Making A No-Dig Garden
With the help of my friend Nick, an excellent organic gardener, we created a series of ‘no-dig' garden beds in our garden. Making 'no dig' garden beds is a simple process which can then be planted straight away to yield healthy plants.
My history of gardening has had good intentions but a little cowgirl to say the least. It usually consisted of a trip to the market for some seedlings which are then planted into rock hard soil and watered when I remember... The result, well, not that great, except the hardy herbs which seem to thrive in rough conditions. So to be shown the ease of a no-dig garden that creates healthy, fertile soil by layering garden matter and nutrients seemed like a good idea. So here is how we made it.
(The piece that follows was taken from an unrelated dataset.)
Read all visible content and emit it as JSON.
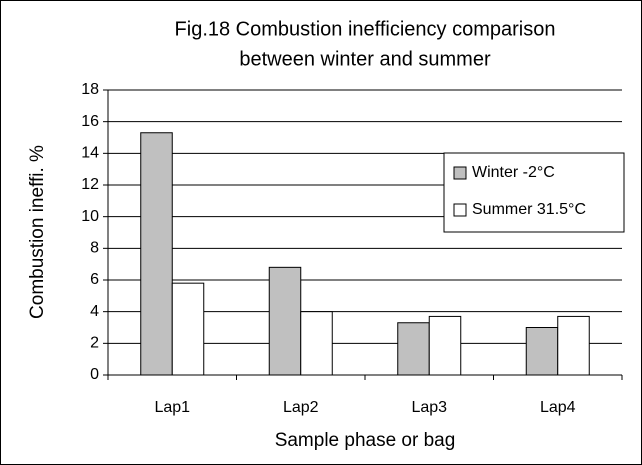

It is like a recipe really, layer a bit of this and bit of that and sprinkle with...
Makes 2 largish beds roughly 1 metre x 4 metres
- Small sticks and stalks
- Newspaper (no glossy pages, only newsprint) and/ or;
- Cardboard, flattened and cellotape removed (try you local supermarket)
- 2 bales pea straw (pea straw is best as it will sprout peas which are great for fixing nitrogen into the garden bed)
- Fertilizer - organic preparation, seaweed and/or manure*
- Green matter (grass clippings and/ or weeds)
- Lots of organic compost (available from garden centres)
Mark out the beds using a spade, breaking up the grass/soil a bit. You can build a box for the bed using boards or bricks, or just build straight on the ground as we did.
Arrange a layer of sticks and stalks on the base. Next cover evenly with over-lapping newspaper and cardboard, about 5mm thick. Spread with pads of pea straw and sprinkle with fertilizer and green matter, and cover with a 5mm layer of compost. Arrange another layer of straw (it's a bit like making lasagna) evenly over the bed.
Make nests in the straw and fill with compost, at least 5mm deep and 10mm wide. Plant the nests with seedlings making sure they are adequately spaced for plant size and growth rate.
- Rather than planting a row of all the same vegetable, intersperse the seedlings. This helps reduce pest damage as plants work as companions so to deter pests.
- Plant smaller plants such as lettuces and herbs at the front of the bed so they are easier to harvest and don't get shaded by the bigger plants.
*Collect seaweed from the seashore after a storm. Manure can be bought from garden centres or farm gates (this is the cheaper option - keep your eyes peeled when out on a Sunday drive in the country).